I am currently developing an new robot - Neurono. The robot will be controlled by a custom build neural computer. The computer consists beside of some sensor/actor peripherals of two artificial neurons I have recently invented and described in my blog here. Each neuron represents one brain hemisphere and controlls one motor.The schematic of one neuron looks as follows and is entirely built with logic gates (for the logic) and D flip-flops (for the memory). For the peripherals I am using Schmitt-Triggers (for input debouncing), mono-flops (timer) beside of some discrete components.

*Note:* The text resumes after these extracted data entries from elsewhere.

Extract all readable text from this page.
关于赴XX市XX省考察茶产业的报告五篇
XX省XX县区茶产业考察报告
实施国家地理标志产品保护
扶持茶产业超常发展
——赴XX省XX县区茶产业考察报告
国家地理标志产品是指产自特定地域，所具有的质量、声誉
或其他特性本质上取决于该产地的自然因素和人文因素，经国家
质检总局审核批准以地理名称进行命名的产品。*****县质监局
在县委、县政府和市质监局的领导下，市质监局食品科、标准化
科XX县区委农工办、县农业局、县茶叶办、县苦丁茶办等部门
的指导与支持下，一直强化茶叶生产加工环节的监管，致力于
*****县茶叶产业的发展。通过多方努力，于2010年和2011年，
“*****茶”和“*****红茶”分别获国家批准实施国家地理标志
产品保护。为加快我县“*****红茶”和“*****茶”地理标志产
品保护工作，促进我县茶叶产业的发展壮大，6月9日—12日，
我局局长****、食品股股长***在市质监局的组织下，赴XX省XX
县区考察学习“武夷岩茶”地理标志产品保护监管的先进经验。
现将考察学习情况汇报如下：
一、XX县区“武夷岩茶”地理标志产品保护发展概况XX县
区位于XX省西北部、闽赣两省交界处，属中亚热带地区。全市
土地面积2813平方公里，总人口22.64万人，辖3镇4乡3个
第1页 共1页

Neurono has no program it is executing. It is entirely taught what to do by supervised machine learning. The significant difference to a programmed robot is, that it has no pre-determinated behavior. It is only taught what is necessary to survive in its environment (or not if you're a bad teacher). The rest the robot will figure out by itself using linear classification based on the training examples.

Each of the two neurons can be individually taugh. The PCB layout of the neural computer is still in an early stage, just showing the teacher input unit with debouncing circuitry:

I will continue my work on this after my holiday in Malaysia where I will heading to tomorrow noon time with my family.



This is a companion discussion topic for the original entry at

Wait where’s the robot?

You said you are building a robot called Neurono but where’s the robot. This is titled “robot work in progress” but I see no body. If you don’t have a body could you tell me what the robot is? Look you can’t have a robot without a body.

Sometimes it’s taking a

Sometimes it’s taking a little bit more effort and preparation than just hot glueing some random stuff together…

I look forward to seeing
I look forward to seeing this in action some day. I’m wondering what two neurons can learn, though. If this works out, will you try your neurons on an FPGA?

After all, if 2 can run a basic robot, what could 1000 do?

I don’t get what you mean but alright.

I have no idea what you mean but alright I’ll get some catching up to do.

Hi Jay,I am just arrived at

Hi Jay,

I am just arrived at Kuala Lumpur so I keep it short for the moment. Two of my neurons can learn exactly what two perceptrons with 2 binary inputs each and one binary output each can learn. They seperate input data by a line into two classes. If you use 2-dimensional input data, it’s a line. If you use 3-dimensional input data, it’s a plane. If you use higher-dimensional input data, it will become a so called hyperplane. Let’s say you train the neuron to classify two given input data into two given classes (usually 0 and 1, which could be for example interpreted as ‘left wheel forward’ or ‘left wheel backward’. Then the neuron will classify all remaining possible permutations of that input data automatically into that two classes.

hmmmm very interesting

hmmmm very interesting 


Hello markus i just finnished artificial inteligence course this samester and I cant seem to understand.

You got 2 inputs but then you got 6 connections to a neuron .

Do you have a hidden layer and  where is it ?

What algorithm have you impemented to change the weights ?(back propagation?)